Shilpa Nagarajan 1 , Zhiduan Su 2 , Amanda E Brandon 3 4 , Harrison Shtein 1 , Thinh Nguyen 1 , Rima Chaudhuri 2 , Eurwin Suryana 3 , David E James 1 2 , Gregory J Cooney 3 4 , Daniel J Fazakerley 2 , Andrew J Hoy 1 5
  1. Discipline of Physiology, School of Medical Sciences & Bosch Institute, Charles Perkins Centre, University of Sydney, Sydney, NSW, Australia
  2. School of Molecular Bioscience, Charles Perkins Centre, The University of Sydney, Sydney, NSW, Australia
  3. Diabetes and Metabolism Division, Garvan Institute of Medical Research, Sydney, NSW, Australia
  4. St Vincent’s Clinical School, Faculty of Medicine, University of New South Wales, Sydney, NSW, Australia
  5. Boden Institute of Obesity, Nutrition, Exercise & Eating Disorders, University of Sydney, Sydney, NSW, Australia

Lipid droplets (LDs) are cytoplasmic organelles composed of a neutral lipid core of triglycerides and cholesterol esters surrounded by dynamic membrane-associated proteins that govern the turnover of these lipids. Ectopic lipid accumulation in the LDs of key glucoregulatory tissues, namely the liver, has been associated with pathological metabolic responses and perturbed insulin signaling. However, our understanding of the mechanisms linking LD biology, in particular how insulin regulates LD dynamics, and the development of insulin resistance is incomplete. The aim of this study was to identify changes in the in vivo proteome of rat liver LDs under conditions of acute insulin stimulation in insulin-sensitive and insulin resistant rats.

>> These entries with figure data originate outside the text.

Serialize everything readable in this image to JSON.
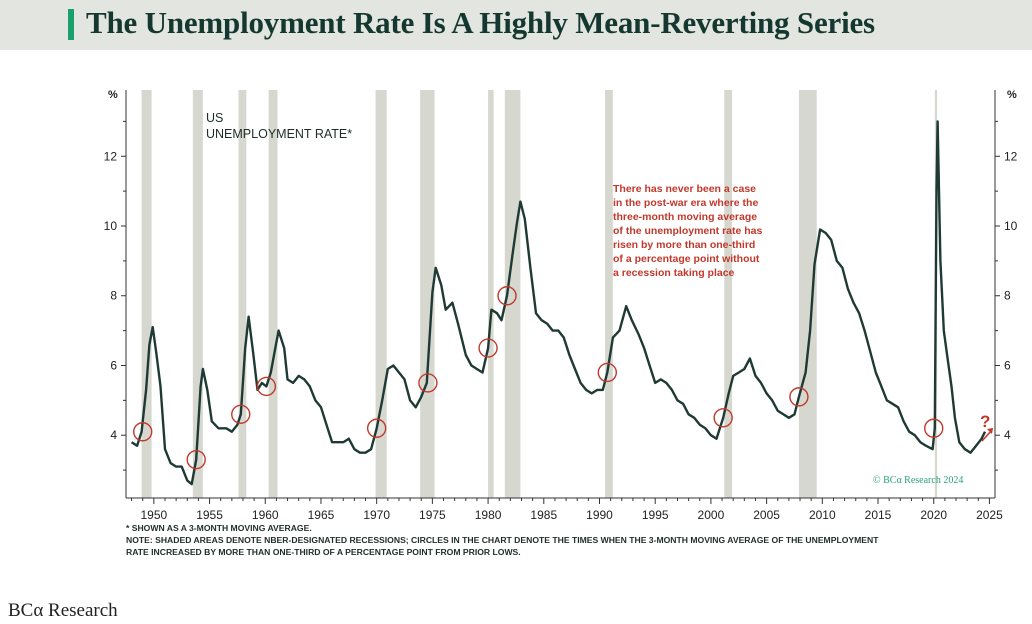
{
  "title": "The Unemployment Rate Is A Highly Mean-Reverting Series",
  "brand": "BCα Research",
  "footnotes": [
    "* SHOWN AS A 3-MONTH MOVING AVERAGE.",
    "NOTE: SHADED AREAS DENOTE NBER-DESIGNATED RECESSIONS; CIRCLES IN THE CHART DENOTE THE TIMES WHEN THE 3-MONTH MOVING AVERAGE OF THE UNEMPLOYMENT",
    "RATE INCREASED BY MORE THAN ONE-THIRD OF A PERCENTAGE POINT FROM PRIOR LOWS."
  ],
  "colors": {
    "line": "#1f3a34",
    "recession": "#d6d8d0",
    "circle": "#c0392b",
    "annotation": "#c0392b",
    "accent": "#1aa06a"
  },
  "chart_data": {
    "type": "line",
    "series_label": [
      "US",
      "UNEMPLOYMENT RATE*"
    ],
    "unit_left": "%",
    "unit_right": "%",
    "xlim": [
      1947.5,
      2025.5
    ],
    "ylim": [
      2.2,
      13.9
    ],
    "x_ticks": [
      1950,
      1955,
      1960,
      1965,
      1970,
      1975,
      1980,
      1985,
      1990,
      1995,
      2000,
      2005,
      2010,
      2015,
      2020,
      2025
    ],
    "y_ticks": [
      4,
      6,
      8,
      10,
      12
    ],
    "grid": false,
    "annotation": [
      "There has never been a case",
      "in the post-war era where the",
      "three-month moving average",
      "of the unemployment rate has",
      "risen by more than one-third",
      "of a percentage point without",
      "a recession taking place"
    ],
    "copyright": "© BCα Research 2024",
    "question_mark": "?",
    "recessions": [
      [
        1948.9,
        1949.8
      ],
      [
        1953.5,
        1954.4
      ],
      [
        1957.6,
        1958.3
      ],
      [
        1960.3,
        1961.1
      ],
      [
        1969.9,
        1970.9
      ],
      [
        1973.9,
        1975.2
      ],
      [
        1980.0,
        1980.5
      ],
      [
        1981.5,
        1982.9
      ],
      [
        1990.5,
        1991.2
      ],
      [
        2001.2,
        2001.9
      ],
      [
        2007.9,
        2009.5
      ],
      [
        2020.1,
        2020.3
      ]
    ],
    "circles": [
      [
        1949.0,
        4.1
      ],
      [
        1953.8,
        3.3
      ],
      [
        1957.8,
        4.6
      ],
      [
        1960.1,
        5.4
      ],
      [
        1970.0,
        4.2
      ],
      [
        1974.6,
        5.5
      ],
      [
        1980.0,
        6.5
      ],
      [
        1981.7,
        8.0
      ],
      [
        1990.7,
        5.8
      ],
      [
        2001.1,
        4.5
      ],
      [
        2007.9,
        5.1
      ],
      [
        2020.0,
        4.2
      ]
    ],
    "series": [
      {
        "values": [
          [
            1948.0,
            3.8
          ],
          [
            1948.5,
            3.7
          ],
          [
            1948.9,
            4.1
          ],
          [
            1949.3,
            5.3
          ],
          [
            1949.6,
            6.6
          ],
          [
            1949.9,
            7.1
          ],
          [
            1950.2,
            6.4
          ],
          [
            1950.6,
            5.4
          ],
          [
            1951.0,
            3.6
          ],
          [
            1951.5,
            3.2
          ],
          [
            1952.0,
            3.1
          ],
          [
            1952.5,
            3.1
          ],
          [
            1953.0,
            2.7
          ],
          [
            1953.4,
            2.6
          ],
          [
            1953.8,
            3.3
          ],
          [
            1954.2,
            5.4
          ],
          [
            1954.4,
            5.9
          ],
          [
            1954.8,
            5.3
          ],
          [
            1955.2,
            4.4
          ],
          [
            1955.8,
            4.2
          ],
          [
            1956.5,
            4.2
          ],
          [
            1957.0,
            4.1
          ],
          [
            1957.5,
            4.3
          ],
          [
            1957.8,
            4.6
          ],
          [
            1958.2,
            6.5
          ],
          [
            1958.5,
            7.4
          ],
          [
            1958.9,
            6.4
          ],
          [
            1959.3,
            5.3
          ],
          [
            1959.7,
            5.5
          ],
          [
            1960.1,
            5.4
          ],
          [
            1960.5,
            5.8
          ],
          [
            1960.9,
            6.5
          ],
          [
            1961.2,
            7.0
          ],
          [
            1961.7,
            6.5
          ],
          [
            1962.0,
            5.6
          ],
          [
            1962.5,
            5.5
          ],
          [
            1963.0,
            5.7
          ],
          [
            1963.5,
            5.6
          ],
          [
            1964.0,
            5.4
          ],
          [
            1964.5,
            5.0
          ],
          [
            1965.0,
            4.8
          ],
          [
            1965.5,
            4.3
          ],
          [
            1966.0,
            3.8
          ],
          [
            1966.5,
            3.8
          ],
          [
            1967.0,
            3.8
          ],
          [
            1967.5,
            3.9
          ],
          [
            1968.0,
            3.6
          ],
          [
            1968.5,
            3.5
          ],
          [
            1969.0,
            3.5
          ],
          [
            1969.5,
            3.6
          ],
          [
            1970.0,
            4.2
          ],
          [
            1970.5,
            5.0
          ],
          [
            1971.0,
            5.9
          ],
          [
            1971.5,
            6.0
          ],
          [
            1972.0,
            5.8
          ],
          [
            1972.5,
            5.6
          ],
          [
            1973.0,
            5.0
          ],
          [
            1973.5,
            4.8
          ],
          [
            1974.0,
            5.1
          ],
          [
            1974.5,
            5.5
          ],
          [
            1975.0,
            8.1
          ],
          [
            1975.3,
            8.8
          ],
          [
            1975.8,
            8.3
          ],
          [
            1976.2,
            7.6
          ],
          [
            1976.8,
            7.8
          ],
          [
            1977.3,
            7.2
          ],
          [
            1978.0,
            6.3
          ],
          [
            1978.5,
            6.0
          ],
          [
            1979.0,
            5.9
          ],
          [
            1979.5,
            5.8
          ],
          [
            1980.0,
            6.5
          ],
          [
            1980.3,
            7.6
          ],
          [
            1980.8,
            7.5
          ],
          [
            1981.2,
            7.3
          ],
          [
            1981.7,
            8.0
          ],
          [
            1982.2,
            9.2
          ],
          [
            1982.6,
            10.1
          ],
          [
            1982.9,
            10.7
          ],
          [
            1983.3,
            10.2
          ],
          [
            1983.8,
            8.8
          ],
          [
            1984.3,
            7.5
          ],
          [
            1984.8,
            7.3
          ],
          [
            1985.3,
            7.2
          ],
          [
            1985.8,
            7.0
          ],
          [
            1986.3,
            7.0
          ],
          [
            1986.8,
            6.8
          ],
          [
            1987.3,
            6.3
          ],
          [
            1987.8,
            5.9
          ],
          [
            1988.3,
            5.5
          ],
          [
            1988.8,
            5.3
          ],
          [
            1989.3,
            5.2
          ],
          [
            1989.8,
            5.3
          ],
          [
            1990.3,
            5.3
          ],
          [
            1990.7,
            5.8
          ],
          [
            1991.2,
            6.8
          ],
          [
            1991.8,
            7.0
          ],
          [
            1992.4,
            7.7
          ],
          [
            1992.9,
            7.3
          ],
          [
            1993.5,
            6.9
          ],
          [
            1994.0,
            6.5
          ],
          [
            1994.5,
            6.0
          ],
          [
            1995.0,
            5.5
          ],
          [
            1995.5,
            5.6
          ],
          [
            1996.0,
            5.5
          ],
          [
            1996.5,
            5.3
          ],
          [
            1997.0,
            5.0
          ],
          [
            1997.5,
            4.9
          ],
          [
            1998.0,
            4.6
          ],
          [
            1998.5,
            4.5
          ],
          [
            1999.0,
            4.3
          ],
          [
            1999.5,
            4.2
          ],
          [
            2000.0,
            4.0
          ],
          [
            2000.5,
            3.9
          ],
          [
            2001.1,
            4.5
          ],
          [
            2001.6,
            5.2
          ],
          [
            2002.0,
            5.7
          ],
          [
            2002.5,
            5.8
          ],
          [
            2003.0,
            5.9
          ],
          [
            2003.5,
            6.2
          ],
          [
            2004.0,
            5.7
          ],
          [
            2004.5,
            5.5
          ],
          [
            2005.0,
            5.2
          ],
          [
            2005.5,
            5.0
          ],
          [
            2006.0,
            4.7
          ],
          [
            2006.5,
            4.6
          ],
          [
            2007.0,
            4.5
          ],
          [
            2007.5,
            4.6
          ],
          [
            2007.9,
            5.1
          ],
          [
            2008.5,
            5.8
          ],
          [
            2008.9,
            7.0
          ],
          [
            2009.3,
            8.9
          ],
          [
            2009.8,
            9.9
          ],
          [
            2010.3,
            9.8
          ],
          [
            2010.8,
            9.6
          ],
          [
            2011.3,
            9.0
          ],
          [
            2011.8,
            8.8
          ],
          [
            2012.3,
            8.2
          ],
          [
            2012.8,
            7.8
          ],
          [
            2013.3,
            7.5
          ],
          [
            2013.8,
            7.0
          ],
          [
            2014.3,
            6.4
          ],
          [
            2014.8,
            5.8
          ],
          [
            2015.3,
            5.4
          ],
          [
            2015.8,
            5.0
          ],
          [
            2016.3,
            4.9
          ],
          [
            2016.8,
            4.8
          ],
          [
            2017.3,
            4.4
          ],
          [
            2017.8,
            4.1
          ],
          [
            2018.3,
            4.0
          ],
          [
            2018.8,
            3.8
          ],
          [
            2019.3,
            3.7
          ],
          [
            2019.9,
            3.6
          ],
          [
            2020.1,
            4.2
          ],
          [
            2020.25,
            11.0
          ],
          [
            2020.35,
            13.0
          ],
          [
            2020.6,
            9.0
          ],
          [
            2020.9,
            7.0
          ],
          [
            2021.2,
            6.3
          ],
          [
            2021.6,
            5.4
          ],
          [
            2021.9,
            4.5
          ],
          [
            2022.3,
            3.8
          ],
          [
            2022.8,
            3.6
          ],
          [
            2023.3,
            3.5
          ],
          [
            2023.8,
            3.7
          ],
          [
            2024.3,
            3.9
          ],
          [
            2024.6,
            4.1
          ]
        ]
      }
    ]
  }
}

A group of 16 Male Wistar rats were fed either a chow or high fat (HF) diet for 4 weeks. A cohort from the two diet groups received intravenous insulin for 10 mins. LDs were isolated from rat liver lysates using density-gradient centrifugation. LD proteins were subjected to tryptic digest, isobaric labelling and quantitative LC-MS/MS analysis. We identified 4831 proteins in hepatic LDs with 4115 proteins in all 16 rats across the 4 conditions. Systematic analysis to identify candidate proteins that are perturbed in insulin resistance identified 338 LD-associated proteins that were predicted to behave differently with impaired insulin action. Bioinformatic analysis of these 338 proteins identified KEGG pathway enrichment for metabolic, proteasomal, NAFLD, and insulin signaling pathways, and a number of novel candidates for their possible role in the pathogenesis of hepatic insulin resistance have been identified.

In conclusion, the lipid droplet proteome is sensitive to changes in diet and insulin stimulation and impairment in these pathways may underpin the development of insulin. Ongoing studies aim to delineate the function of candidate proteins in hepatic insulin resistance.